輸精管の石灰化

  • 加齢による変性によっても生じるが、糖尿病の患者で出現頻度がより高い(輸精管に石灰化を認めた場合90%以上に糖尿病が存在するという報告もある)。特に、40代〜50代の中年男性において輸精管石灰化を認めた場合、未診断の糖尿病である可能性が極めて高い。また、一般に、糖尿病の罹患期間が長いほど(通常15〜20年以上)、石灰化の頻度と程度が増すとされる。
  • 小骨盤腔で正中部から外方に向かって蛇行する左右対称性の管状の石灰化として認められる。石灰化は尿管との交差部より内方に認められることが多い。
  • 輸精管は精巣上体尾部に始まり、鼠径管を通って骨盤内に入り、膀胱の後方・尿管の内側を走行して精嚢の排泄管と合流し、射精管となる。

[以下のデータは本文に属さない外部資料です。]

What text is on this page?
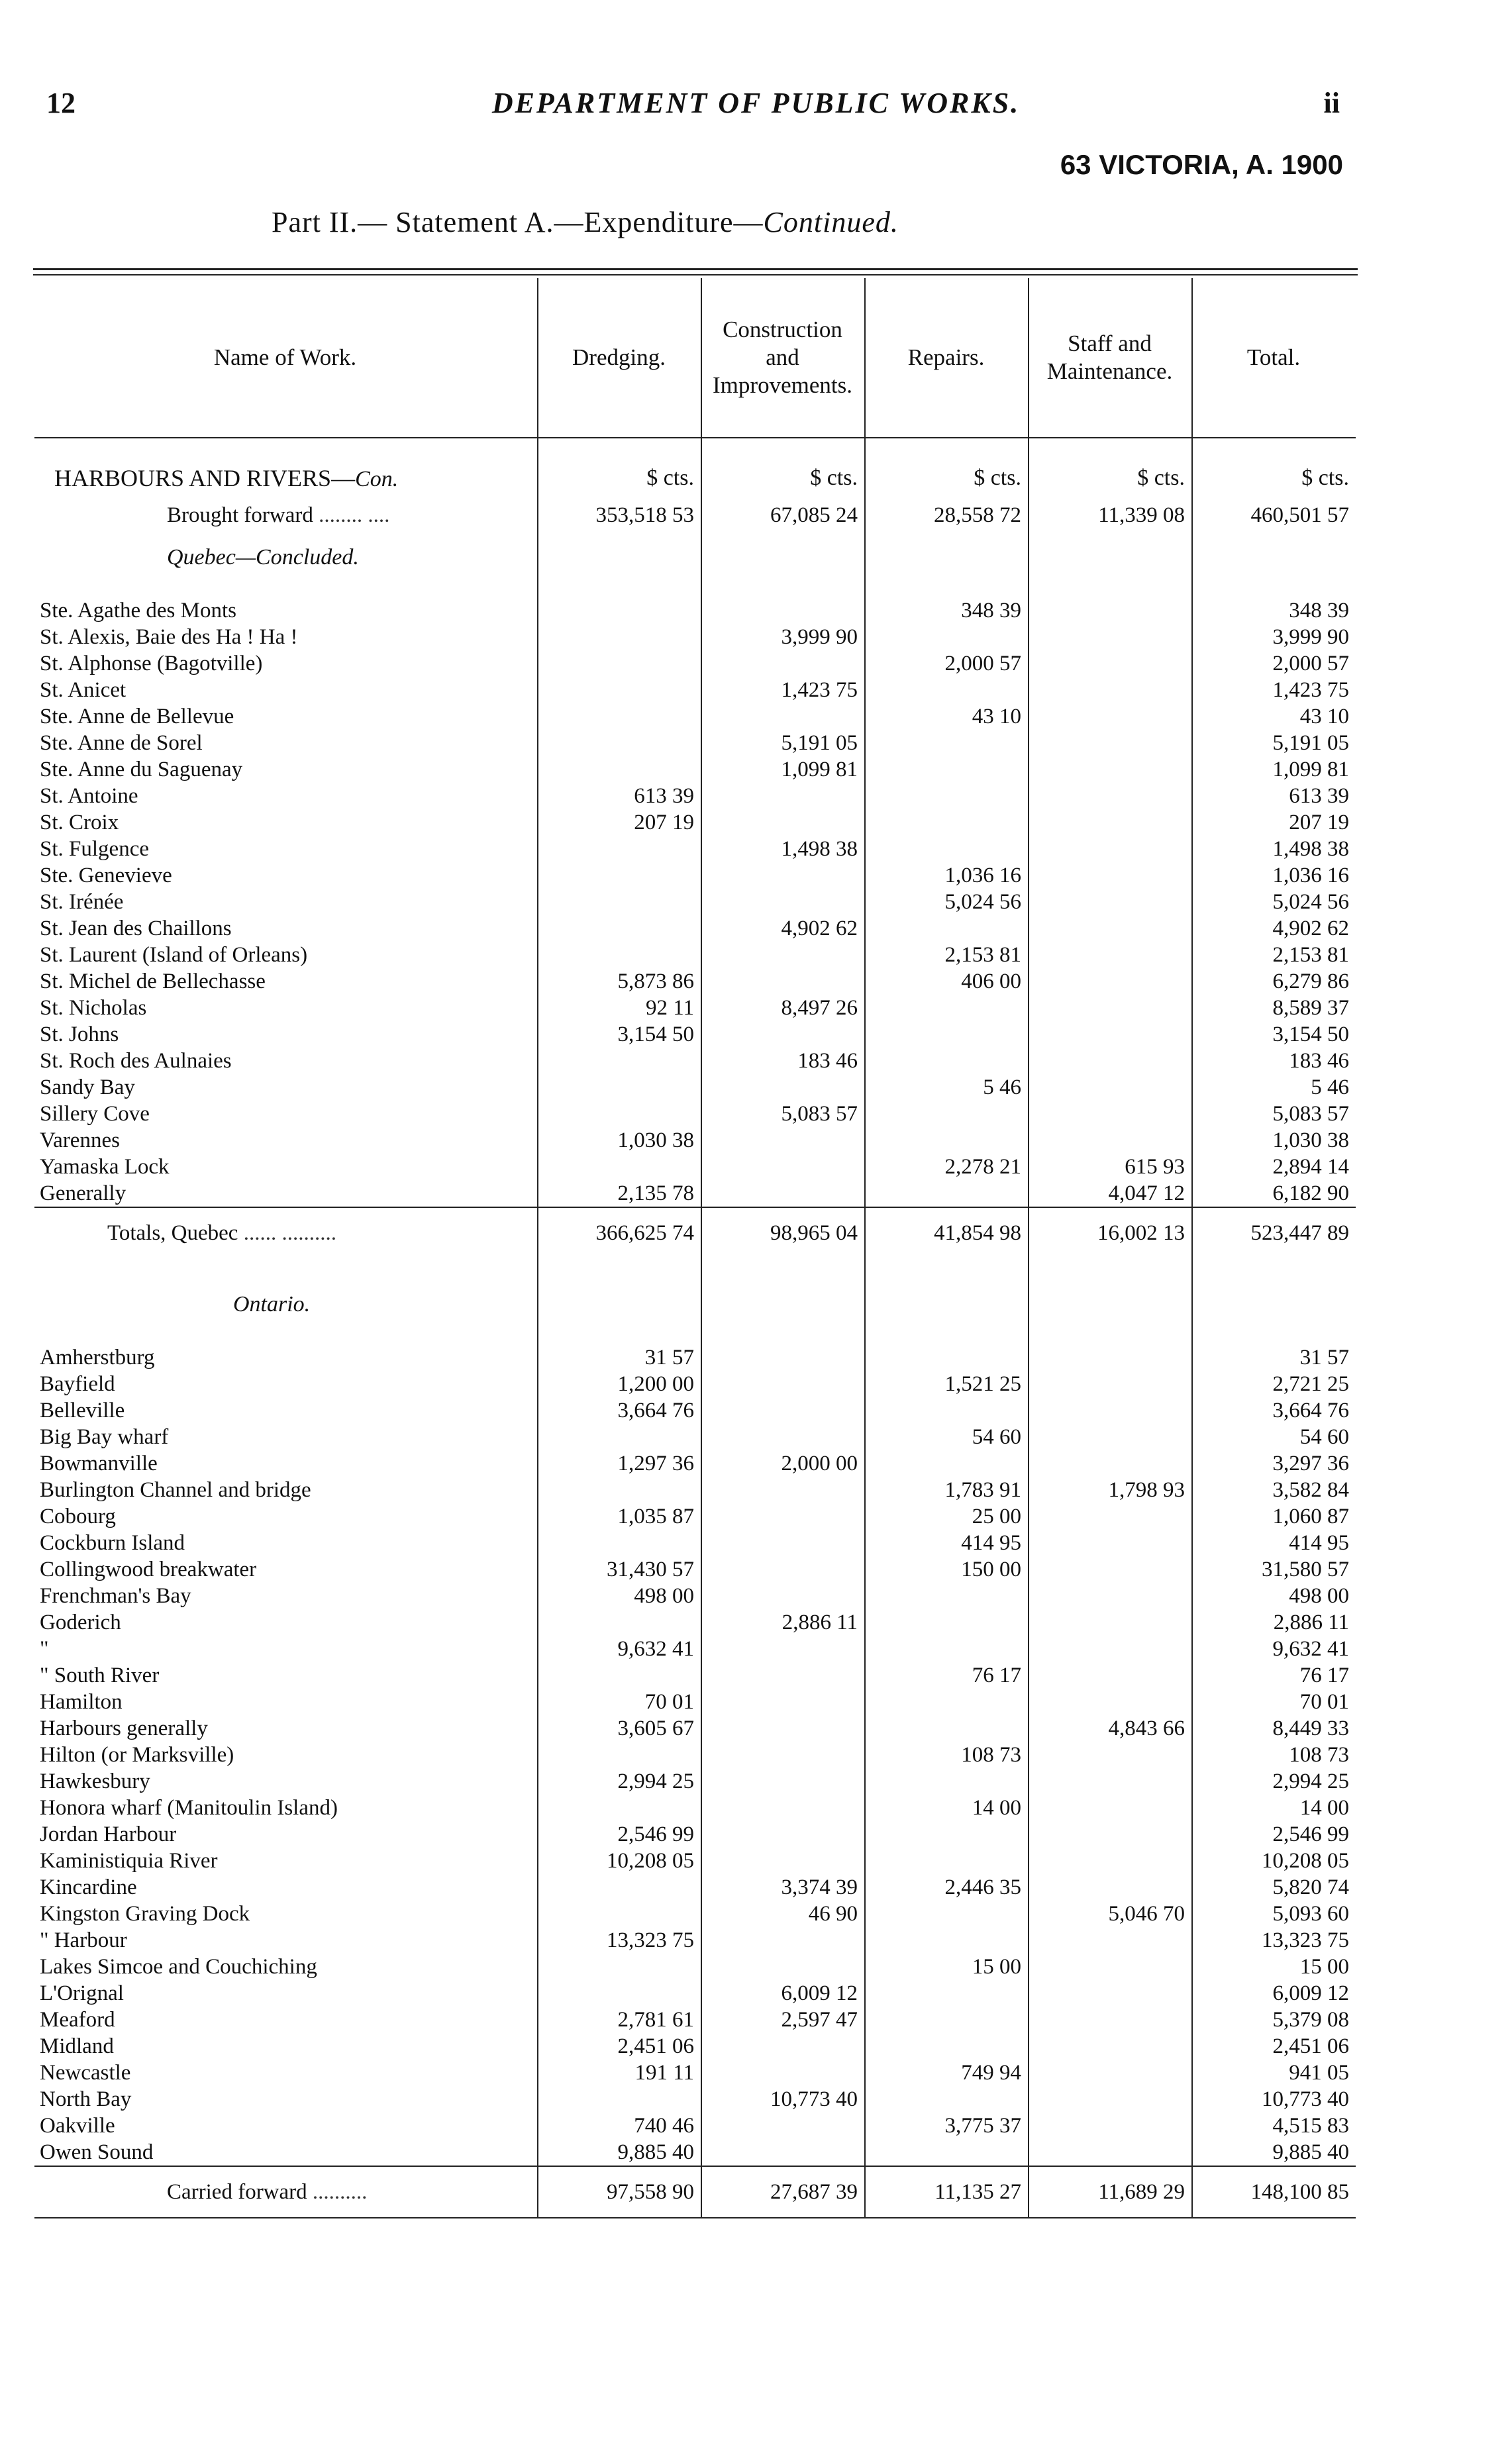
12	DEPARTMENT OF PUBLIC WORKS.	ii
63 VICTORIA, A. 1900
Part II.— Statement A.—Expenditure—Continued.
Name of Work.	Dredging.	Construction and Improvements.	Repairs.	Staff and Maintenance.	Total.
HARBOURS AND RIVERS—Con.	$ cts.	$ cts.	$ cts.	$ cts.	$ cts.
Brought forward ........ ....	353,518 53	67,085 24	28,558 72	11,339 08	460,501 57
Quebec—Concluded.					
Ste. Agathe des Monts			348 39		348 39
St. Alexis, Baie des Ha ! Ha !		3,999 90			3,999 90
St. Alphonse (Bagotville)			2,000 57		2,000 57
St. Anicet		1,423 75			1,423 75
Ste. Anne de Bellevue			43 10		43 10
Ste. Anne de Sorel		5,191 05			5,191 05
Ste. Anne du Saguenay		1,099 81			1,099 81
St. Antoine	613 39				613 39
St. Croix	207 19				207 19
St. Fulgence		1,498 38			1,498 38
Ste. Genevieve			1,036 16		1,036 16
St. Irénée			5,024 56		5,024 56
St. Jean des Chaillons		4,902 62			4,902 62
St. Laurent (Island of Orleans)			2,153 81		2,153 81
St. Michel de Bellechasse	5,873 86		406 00		6,279 86
St. Nicholas	92 11	8,497 26			8,589 37
St. Johns	3,154 50				3,154 50
St. Roch des Aulnaies		183 46			183 46
Sandy Bay			5 46		5 46
Sillery Cove		5,083 57			5,083 57
Varennes	1,030 38				1,030 38
Yamaska Lock			2,278 21	615 93	2,894 14
Generally	2,135 78			4,047 12	6,182 90
Totals, Quebec ...... ..........	366,625 74	98,965 04	41,854 98	16,002 13	523,447 89
Ontario.					
Amherstburg	31 57				31 57
Bayfield	1,200 00		1,521 25		2,721 25
Belleville	3,664 76				3,664 76
Big Bay wharf			54 60		54 60
Bowmanville	1,297 36	2,000 00			3,297 36
Burlington Channel and bridge			1,783 91	1,798 93	3,582 84
Cobourg	1,035 87		25 00		1,060 87
Cockburn Island			414 95		414 95
Collingwood breakwater	31,430 57		150 00		31,580 57
Frenchman's Bay	498 00				498 00
Goderich		2,886 11			2,886 11
"	9,632 41				9,632 41
" South River			76 17		76 17
Hamilton	70 01				70 01
Harbours generally	3,605 67			4,843 66	8,449 33
Hilton (or Marksville)			108 73		108 73
Hawkesbury	2,994 25				2,994 25
Honora wharf (Manitoulin Island)			14 00		14 00
Jordan Harbour	2,546 99				2,546 99
Kaministiquia River	10,208 05				10,208 05
Kincardine		3,374 39	2,446 35		5,820 74
Kingston Graving Dock		46 90		5,046 70	5,093 60
" Harbour	13,323 75				13,323 75
Lakes Simcoe and Couchiching			15 00		15 00
L'Orignal		6,009 12			6,009 12
Meaford	2,781 61	2,597 47			5,379 08
Midland	2,451 06				2,451 06
Newcastle	191 11		749 94		941 05
North Bay		10,773 40			10,773 40
Oakville	740 46		3,775 37		4,515 83
Owen Sound	9,885 40				9,885 40
Carried forward ..........	97,558 90	27,687 39	11,135 27	11,689 29	148,100 85
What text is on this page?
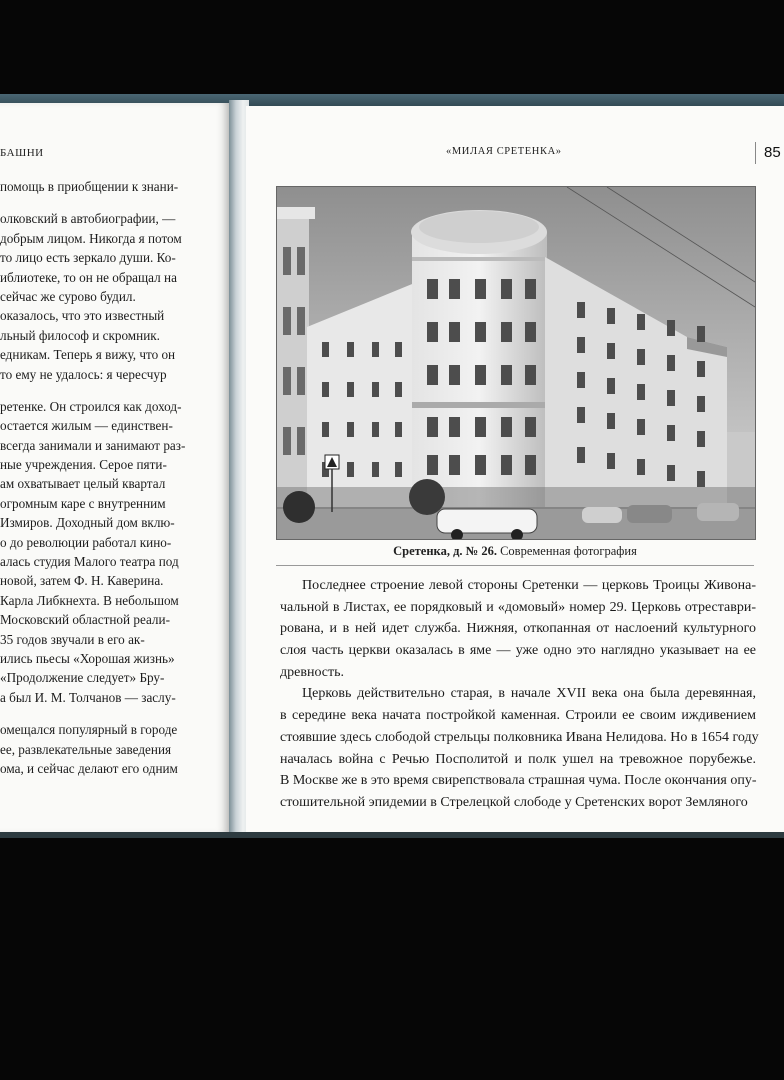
БАШНИ
помощь в приобщении к знани-
олковский в автобиографии, —
добрым лицом. Никогда я потом
то лицо есть зеркало души. Ко-
иблиотеке, то он не обращал на
сейчас же сурово будил.
оказалось, что это известный
льный философ и скромник.
едникам. Теперь я вижу, что он
то ему не удалось: я чересчур
ретенке. Он строился как доход-
остается жилым — единствен-
всегда занимали и занимают раз-
ные учреждения. Серое пяти-
ам охватывает целый квартал
огромным каре с внутренним
Измиров. Доходный дом вклю-
о до революции работал кино-
алась студия Малого театра под
новой, затем Ф. Н. Каверина.
Карла Либкнехта. В небольшом
Московский областной реали-
35 годов звучали в его ак-
ились пьесы «Хорошая жизнь»
«Продолжение следует» Бру-
а был И. М. Толчанов — заслу-
омещался популярный в городе
ее, развлекательные заведения
ома, и сейчас делают его одним
«МИЛАЯ СРЕТЕНКА»	85
Сретенка, д. № 26. Современная фотография
Последнее строение левой стороны Сретенки — церковь Троицы Живона-
чальной в Листах, ее порядковый и «домовый» номер 29. Церковь отреставри-
рована, и в ней идет служба. Нижняя, откопанная от наслоений культурного
слоя часть церкви оказалась в яме — уже одно это наглядно указывает на ее
древность.
Церковь действительно старая, в начале XVII века она была деревянная,
в середине века начата постройкой каменная. Строили ее своим иждивением
стоявшие здесь слободой стрельцы полковника Ивана Нелидова. Но в 1654 году
началась война с Речью Посполитой и полк ушел на тревожное порубежье.
В Москве же в это время свирепствовала страшная чума. После окончания опу-
стошительной эпидемии в Стрелецкой слободе у Сретенских ворот Земляного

CT画像上、石灰化は一般的に両側性に見られることが多く、特に輸精管膨大部(Ampulla)と呼ばれる、精嚢に近い遠位部に好発する傾向がある。
  • 輸精管の筋層、特に中膜(Media)の変性が石灰化の原因となる。糖尿病患者においては、細動脈硬化症(Arteriolosclerosis)の一形態として、輸精管動脈の壁に硝子化および石灰化が生じやすいとされる。これはメンケベルグ型中膜石灰化(Mönckeberg’s medial calcic sclerosis)の病態と類似している。

輸精管の石灰化のCT画像所見の特徴

CTにおける輸精管石灰化は、その形状から以下のような特徴的な所見を呈する。

  • 左右対称性:多くの場合、両側の輸精管に対称的に認められる。
  • 管腔構造の石灰化:管壁に沿って石灰化が生じるため、断面によってはリング状、あるいは管腔構造(Tubular structure)として描出される。
  • Tram-track sign(路面電車線路様):長軸方向の断面では、平行な2本の線状石灰化として見える場合がある。

症例 40歳代男性 糖尿病

dm

両側輸精管に石灰化を認めています。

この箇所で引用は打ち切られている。